1. **Double down on hero categories**  
   Allocate more marketing budget and on-site promotion to Electronics and Fashion, while experimenting with bundles and premium offerings in Home & Kitchen to lift AOV.

2. **Target high-value geographies**  
   Run tailored campaigns and loyalty programs in top-revenue countries (e.g., USA/UK) to retain high-value customers and encourage repeat purchases.

3. **Develop underpenetrated markets**  
   For countries with lower revenue but reasonable order volume, investigate friction points (shipping cost, delivery times, localization) and pilot localized promos.

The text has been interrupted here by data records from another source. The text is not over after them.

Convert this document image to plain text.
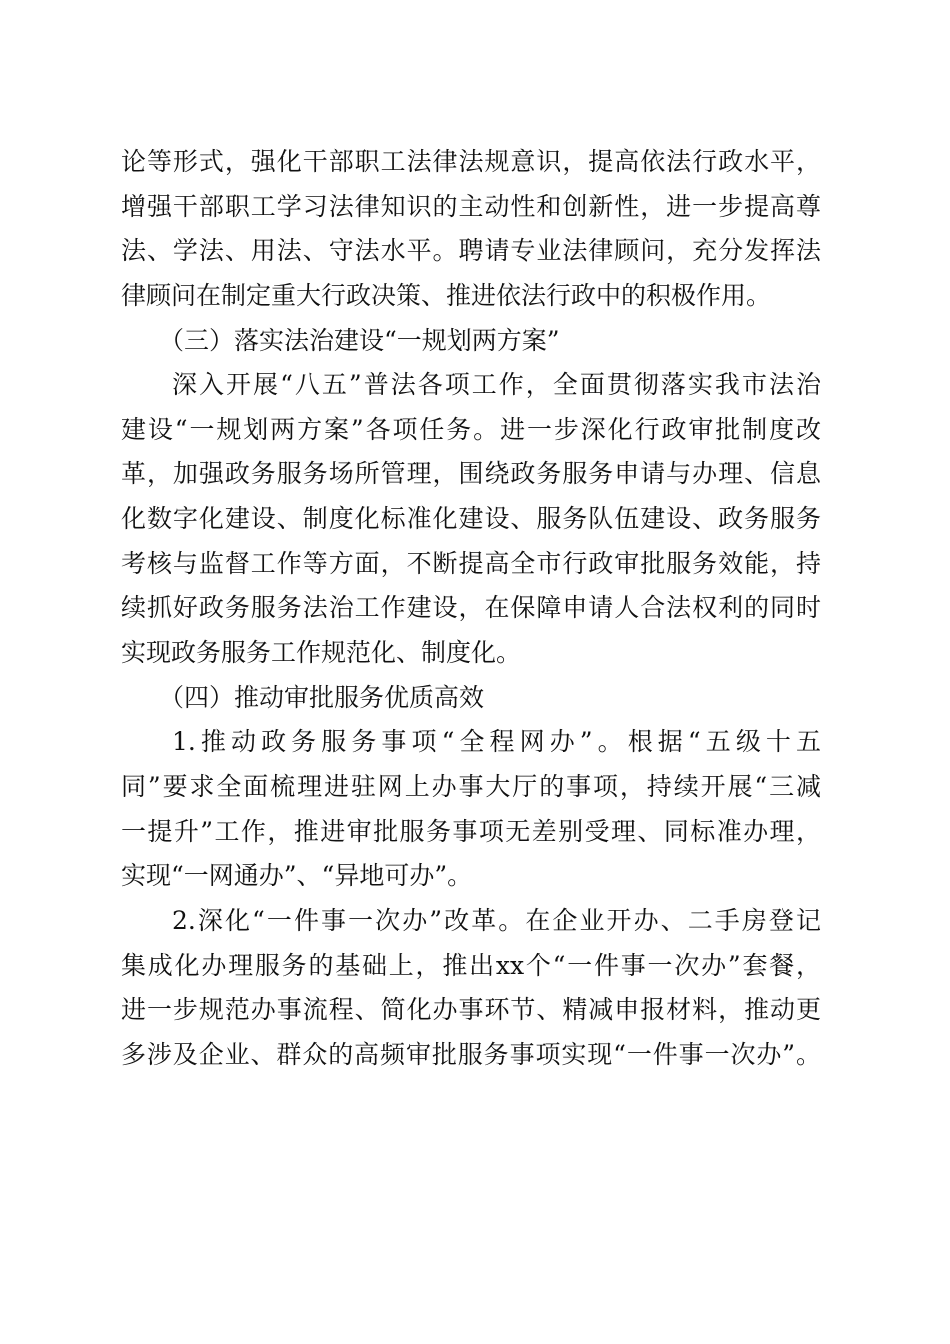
论等形式，强化干部职工法律法规意识，提高依法行政水平，
增强干部职工学习法律知识的主动性和创新性，进一步提高尊
法、学法、用法、守法水平。聘请专业法律顾问，充分发挥法
律顾问在制定重大行政决策、推进依法行政中的积极作用。
（三）落实法治建设“一规划两方案”
深入开展“八五”普法各项工作，全面贯彻落实我市法治
建设“一规划两方案”各项任务。进一步深化行政审批制度改
革，加强政务服务场所管理，围绕政务服务申请与办理、信息
化数字化建设、制度化标准化建设、服务队伍建设、政务服务
考核与监督工作等方面，不断提高全市行政审批服务效能，持
续抓好政务服务法治工作建设，在保障申请人合法权利的同时
实现政务服务工作规范化、制度化。
（四）推动审批服务优质高效
1.推动政务服务事项“全程网办”。根据“五级十五
同”要求全面梳理进驻网上办事大厅的事项，持续开展“三减
一提升”工作，推进审批服务事项无差别受理、同标准办理，
实现“一网通办”、“异地可办”。
2.深化“一件事一次办”改革。在企业开办、二手房登记
集成化办理服务的基础上，推出xx个“一件事一次办”套餐，
进一步规范办事流程、简化办事环节、精减申报材料，推动更
多涉及企业、群众的高频审批服务事项实现“一件事一次办”。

4. **Optimize product assortment**  
   Regularly review low-performing SKUs within each category; consider pruning or repositioning them, and promote high-margin items among the top sellers.

5. **Enhance payment experience**  
   Maintain and optimize support for the most-used digital payment methods; where cash-on-delivery is important, manage risk through limits and verification.

6. **Monitor and reduce cancellations**  
   Track cancellation reasons by category and geography; collaborate with operations and logistics teams to address root causes (e.g., stockouts, delivery delays).

7. **Build CLV-based segments**  
   Use the customer revenue aggregates to define high/medium/low value customer segments and feed them into CRM/marketing tools for personalized lifecycle campaigns.